Some songs were ceremonial, others celebratory. But all had significant meaning, and participants came from as far away as Montana and New Mexico to share their traditions.
As Steve Santos, chairman of the local Mechoopda tribe, strolled the site, he was also readying himself to offer an invocation and welcome. “When you go to an area or a land, you pay honor to the Native Americans of the area,” he explained. In turn, he said, “It’s an honor to have them here.”
Crafts and merchandise booths included hand-carved flutes, Pendleton blankets and a sea of T-shirts with spectacularly subversive sayings, including the popular “Homeland Security” shirt referencing the invasive date of 1492.
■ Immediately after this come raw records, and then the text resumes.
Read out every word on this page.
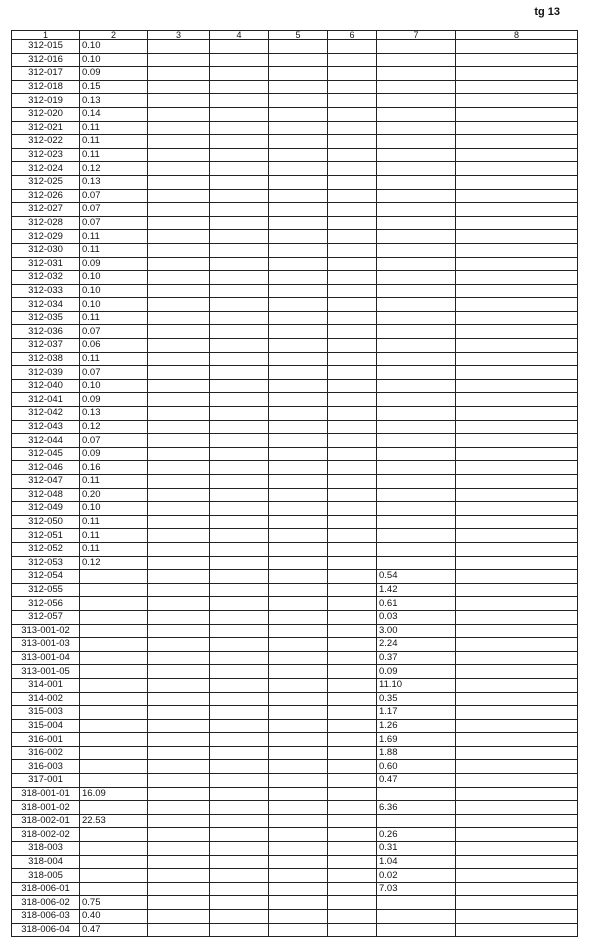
tg 13
1	2	3	4	5	6	7	8
312-015	0.10						
312-016	0.10						
312-017	0.09						
312-018	0.15						
312-019	0.13						
312-020	0.14						
312-021	0.11						
312-022	0.11						
312-023	0.11						
312-024	0.12						
312-025	0.13						
312-026	0.07						
312-027	0.07						
312-028	0.07						
312-029	0.11						
312-030	0.11						
312-031	0.09						
312-032	0.10						
312-033	0.10						
312-034	0.10						
312-035	0.11						
312-036	0.07						
312-037	0.06						
312-038	0.11						
312-039	0.07						
312-040	0.10						
312-041	0.09						
312-042	0.13						
312-043	0.12						
312-044	0.07						
312-045	0.09						
312-046	0.16						
312-047	0.11						
312-048	0.20						
312-049	0.10						
312-050	0.11						
312-051	0.11						
312-052	0.11						
312-053	0.12						
312-054						0.54	
312-055						1.42	
312-056						0.61	
312-057						0.03	
313-001-02						3.00	
313-001-03						2.24	
313-001-04						0.37	
313-001-05						0.09	
314-001						11.10	
314-002						0.35	
315-003						1.17	
315-004						1.26	
316-001						1.69	
316-002						1.88	
316-003						0.60	
317-001						0.47	
318-001-01	16.09						
318-001-02						6.36	
318-002-01	22.53						
318-002-02						0.26	
318-003						0.31	
318-004						1.04	
318-005						0.02	
318-006-01						7.03	
318-006-02	0.75						
318-006-03	0.40						
318-006-04	0.47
For many of the indigenous people at the pow wow, it was a chance to celebrate their culture in a way that was once forbidden by the United States government.
As he introduced the gourd dance, arena director Shadowhawk mentioned that between 1880 and 1935, the federal government, acting out of ignorance and fear of the Plains Indians, made all cultural activities by Native Americans illegal.
“There was no dancing, no ceremonies, no songs,” he said. To keep their traditions alive, “people had to go underground.”
In recognition of the Native Americans who have been held captive by drugs or alcohol, the pow wow also had a sobriety theme, “Sober Nations,” and health-related booths set up along one edge of the park.